The Gender Policy is in place and many may ask why such a policy. Gender is a transversal in the WCC approach to program. It cuts across the different programs. As we build and strengthen just communities of women and men, the policy is an instrument to guide our work and it is a collation of past decisions. But we need to move beyond policy to lift up issues pertaining to gender justice and determine appropriate strategies and approaches to bring to the fore lessons learnt, ongoing challenges in churches and communities; as we seek to use the convening role of WCC to create space and momentum towards the assembly and beyond.

2. The United Nations Convention on the Rights of the Child -CRC (30 years).  This year 2019 marks 30 years since UN member states ratified the Rights of the Child Convention. While many nations/states ratified the convention, their accountability –reporting back has been on a voluntary basis.  It is also evident that some of the religious communities still have ongoing questions and doubts regarding aspects of the convention. The WCC Child friendly Churches program in partnership with UNICEF on a pilot basis is a way to lift up the place of children in our communities and churches. Perhaps we need to establish how our governments and churches are performing in regard to the rights and place of children. Some of us attending the CWME meeting in Finland, had a chance to worship at the Orthodox Church in Helsinki and in this church; there was space for children to participate. There was a place in the church where they could draw, children could walk around in an orderly manner. It was a reminder that we do not need extraordinary activities for children to participate and to be heard. The question is: How should we as WCC mark the 30 years of CRC if at all?  In many places children can be considered as the “margins” within the margins of the church and community. Their presence is neither felt nor is their voice heard

3. Intersectionality of the WCC three pillars – The identity and foundation of WCC rests on three pillars or African cooking stones. These are Faith and Order, Mission and Evangelism and Justice and Peace (Life and Work).  Unfortunately the history of these streams is characterized by a perception that one or the other stream is favored at the expense of the others. We need to recall that the council has come a long way in addressing such perceptions but unfortunately they persist. There was a time in the life of the WCC some programs were so powerful and lived their own lives in silos. How can we ensure that the process started by the commission leadership attending each other’s meetings and sharing information continues and respective areas of convergence between the three streams are highlighted as individual commissions make their valuable contributions to the wider ecumenical movement? There is a saying that: “Never be a prisoner of your past. It was just a lesson, not a life sentence”. How can we overcome this in our work and interaction?

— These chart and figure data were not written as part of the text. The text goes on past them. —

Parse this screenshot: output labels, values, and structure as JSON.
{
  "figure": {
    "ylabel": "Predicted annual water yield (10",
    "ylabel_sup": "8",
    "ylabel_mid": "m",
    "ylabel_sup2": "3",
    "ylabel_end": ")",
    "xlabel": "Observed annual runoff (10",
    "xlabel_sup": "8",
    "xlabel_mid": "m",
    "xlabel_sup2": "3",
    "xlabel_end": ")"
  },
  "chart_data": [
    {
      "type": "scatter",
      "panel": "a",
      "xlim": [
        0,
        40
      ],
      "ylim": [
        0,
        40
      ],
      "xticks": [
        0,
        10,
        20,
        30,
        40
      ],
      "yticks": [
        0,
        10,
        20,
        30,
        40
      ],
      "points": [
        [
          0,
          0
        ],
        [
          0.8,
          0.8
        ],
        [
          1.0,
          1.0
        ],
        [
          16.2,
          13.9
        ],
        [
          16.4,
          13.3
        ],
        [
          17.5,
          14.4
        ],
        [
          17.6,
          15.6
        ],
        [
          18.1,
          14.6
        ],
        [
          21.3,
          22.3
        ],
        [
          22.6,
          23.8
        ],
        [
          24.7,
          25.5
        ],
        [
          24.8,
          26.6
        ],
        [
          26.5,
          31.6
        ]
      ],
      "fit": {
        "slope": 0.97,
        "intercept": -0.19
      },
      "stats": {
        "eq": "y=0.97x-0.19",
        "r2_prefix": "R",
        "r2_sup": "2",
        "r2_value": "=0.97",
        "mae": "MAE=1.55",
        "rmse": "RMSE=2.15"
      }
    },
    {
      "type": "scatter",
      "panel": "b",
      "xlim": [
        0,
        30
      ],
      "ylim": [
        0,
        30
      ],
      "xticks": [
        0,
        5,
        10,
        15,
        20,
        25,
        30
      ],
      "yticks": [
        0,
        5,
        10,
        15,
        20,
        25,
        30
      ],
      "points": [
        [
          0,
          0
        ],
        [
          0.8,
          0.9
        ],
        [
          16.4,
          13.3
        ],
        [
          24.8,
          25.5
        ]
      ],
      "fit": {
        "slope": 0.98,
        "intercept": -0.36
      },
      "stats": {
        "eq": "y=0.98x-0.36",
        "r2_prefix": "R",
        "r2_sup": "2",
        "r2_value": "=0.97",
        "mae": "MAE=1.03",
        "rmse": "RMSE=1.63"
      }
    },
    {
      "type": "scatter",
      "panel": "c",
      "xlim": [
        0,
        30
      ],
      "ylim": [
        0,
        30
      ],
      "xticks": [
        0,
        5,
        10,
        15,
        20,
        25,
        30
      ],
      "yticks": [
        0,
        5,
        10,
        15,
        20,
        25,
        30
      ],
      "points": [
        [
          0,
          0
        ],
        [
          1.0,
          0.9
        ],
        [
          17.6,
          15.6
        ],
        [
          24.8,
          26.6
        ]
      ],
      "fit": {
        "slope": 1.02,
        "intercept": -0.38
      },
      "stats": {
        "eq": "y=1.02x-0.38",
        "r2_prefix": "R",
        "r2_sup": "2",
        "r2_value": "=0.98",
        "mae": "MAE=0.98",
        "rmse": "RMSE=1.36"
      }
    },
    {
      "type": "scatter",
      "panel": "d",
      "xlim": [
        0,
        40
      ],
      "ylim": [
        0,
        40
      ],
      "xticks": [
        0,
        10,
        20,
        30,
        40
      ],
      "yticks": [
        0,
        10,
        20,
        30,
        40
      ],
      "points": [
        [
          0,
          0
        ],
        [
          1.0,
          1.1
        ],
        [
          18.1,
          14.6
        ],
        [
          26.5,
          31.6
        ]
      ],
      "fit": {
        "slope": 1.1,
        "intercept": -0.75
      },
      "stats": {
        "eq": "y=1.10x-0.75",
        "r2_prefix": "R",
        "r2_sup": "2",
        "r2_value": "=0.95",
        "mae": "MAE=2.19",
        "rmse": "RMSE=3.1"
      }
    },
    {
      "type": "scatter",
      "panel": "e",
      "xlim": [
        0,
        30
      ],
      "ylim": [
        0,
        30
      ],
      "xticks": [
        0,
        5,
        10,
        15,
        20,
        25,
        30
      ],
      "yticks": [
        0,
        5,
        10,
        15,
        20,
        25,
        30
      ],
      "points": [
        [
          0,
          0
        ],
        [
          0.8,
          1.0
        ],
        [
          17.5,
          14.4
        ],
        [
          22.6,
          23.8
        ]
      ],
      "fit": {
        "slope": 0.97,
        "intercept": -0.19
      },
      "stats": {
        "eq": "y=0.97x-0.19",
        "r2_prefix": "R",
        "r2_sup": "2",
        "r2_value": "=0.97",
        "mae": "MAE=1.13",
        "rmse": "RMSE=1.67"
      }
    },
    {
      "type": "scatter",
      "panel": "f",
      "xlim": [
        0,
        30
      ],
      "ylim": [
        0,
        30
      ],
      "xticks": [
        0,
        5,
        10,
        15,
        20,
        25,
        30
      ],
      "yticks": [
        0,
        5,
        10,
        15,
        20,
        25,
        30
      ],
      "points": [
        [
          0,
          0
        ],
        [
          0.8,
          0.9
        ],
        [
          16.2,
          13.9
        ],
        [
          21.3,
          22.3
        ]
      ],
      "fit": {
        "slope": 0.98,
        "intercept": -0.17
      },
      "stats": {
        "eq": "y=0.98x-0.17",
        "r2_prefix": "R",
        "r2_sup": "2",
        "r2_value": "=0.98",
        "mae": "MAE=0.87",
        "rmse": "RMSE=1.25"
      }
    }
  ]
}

4. Assembly Theme and preparation I have been closely accompanied by the South Sudan Council of Churches (SSCC) - As we reflect and prepare for the assembly, we need to discern how we might bring to the surface the pilgrimage of churches and communities towards overcoming institutionalization of negative ethnicity, xenophobia, hatred, racism.  I am reminded of the campaign by the SSCC in 2018-2019 on “the Power to Forgive” stemming from the Power of Love.

5. Eco-Justice - “Only when the last tree has died and the last river has been poisoned and the last fish been caught will we realize we cannot eat money” Cree Indian Proverb. The urgency of climate change is at the doorsteps of the church. During the launch of the Road map, it became evident that churches and communities can become “green churches” by doing simple but important and life changing actions as illustrated by the church in South India.  As WCC governing bodies we called to live out our policy statements, for example, ensuring a “Blue Community” approach. Perhaps an area we need to revisit is travel. Let us walk the talk.